We have created a guide on IR35 and the latest developments to the anti-avoidance tax legislation. With expected changes in April 2021 it is crucial that businesses and individuals are aware of their obligations
The purpose of IR35 is to ensure that service providers pay similar tax and National Insurance contributions as if they were employees.
IR35 rules may apply where an individual provides services via an intermediary (most commonly a limited company) to a client (end user) and that individual (contractor) would otherwise be an employee of the client if the intermediary was not used. The intermediary may also be a partnership, personal service company or an individual.
What is an IR35 review?
At KLG we provide HR support for businesses in a variety of situations. One of our speciality areas is assisting businesses and individuals with IR35 reviews to ensure they are compliant with the latest rules.
The purpose of an IR35 review is to determine the individuals employment status i.e. are they a self-employed contractor or an employee.
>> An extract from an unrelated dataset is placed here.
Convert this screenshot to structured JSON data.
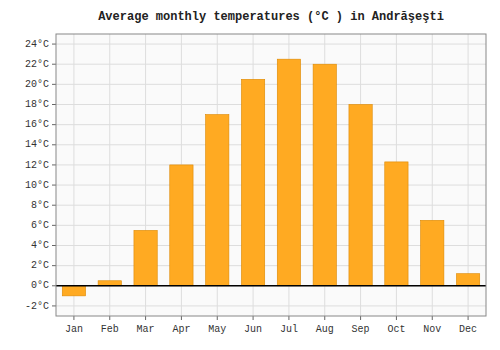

Our team of employment lawyers consider the wording of the contracts in place and the actual working arrangements to determine the reality of the relationship.
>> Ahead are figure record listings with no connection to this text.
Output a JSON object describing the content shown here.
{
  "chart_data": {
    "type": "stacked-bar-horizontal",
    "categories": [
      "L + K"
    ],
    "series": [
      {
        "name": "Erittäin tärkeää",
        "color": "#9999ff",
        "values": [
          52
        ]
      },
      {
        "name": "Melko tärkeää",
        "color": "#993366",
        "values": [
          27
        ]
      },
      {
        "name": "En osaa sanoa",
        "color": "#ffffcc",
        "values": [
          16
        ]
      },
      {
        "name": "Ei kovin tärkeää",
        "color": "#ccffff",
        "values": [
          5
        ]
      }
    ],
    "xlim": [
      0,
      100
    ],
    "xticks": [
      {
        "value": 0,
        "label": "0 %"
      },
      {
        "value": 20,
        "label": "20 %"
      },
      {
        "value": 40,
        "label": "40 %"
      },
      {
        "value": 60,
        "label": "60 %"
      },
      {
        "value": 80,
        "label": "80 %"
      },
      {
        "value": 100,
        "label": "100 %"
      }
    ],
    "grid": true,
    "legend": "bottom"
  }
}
Some factors to consider include:
- Substitution: Can a substitute complete the work?
- Control: Can the individual choose their working hours or days off?
- Mutuality of obligation: Is the business obliged to provide the individual with work (and is the individual obliged to accept?)?
- Does the individual receive employment benefits?
- Who supplies the equipment?
Once the IR35 review is complete, the business and the individual will have a better understanding of what contractual terms and working practices are needed to ensure IR35 compliance.
An IR35 review is also a great way to show HMRC that you have taken all necessary steps and precautions when determining whether the relationship falls within the scope of IR35.
What do the IR35 changes mean?
The IR35 changes expected to come into force in April 2020 have been delayed for a year due to COVID-19.
The new IR35 rules mean that ‘private sector’ businesses are now responsible for determining the IR35 status of individuals. Therefore, the business (i.e. the client) will be liable to HMRC if an individual has the incorrect employment status. Previously the burden fell on the individual to prove their IR35 compliance.
‘Small’ private businesses are excluded from the changes.
Is it better to be inside or outside IR35?
If an individual is deemed to be caught inside IR35 (i.e. they are a ‘disguised’ employee, not a contractor), it is less beneficial from a tax perspective for the individual as all of their earnings will be subject to tax and NICs. However, they may be entitled to beneficial employee benefits (e.g. sick pay, maternity rights, etc).
If an individual is deemed to be caught outside IR35 (i.e. they are a contractor) they can pay themselves through the intermediary in a more tax efficient way. For example, by taking a smaller salary and larger dividends.
It is important that all businesses impacted by the new rules are aware of their IR35 obligations before the changes come into force.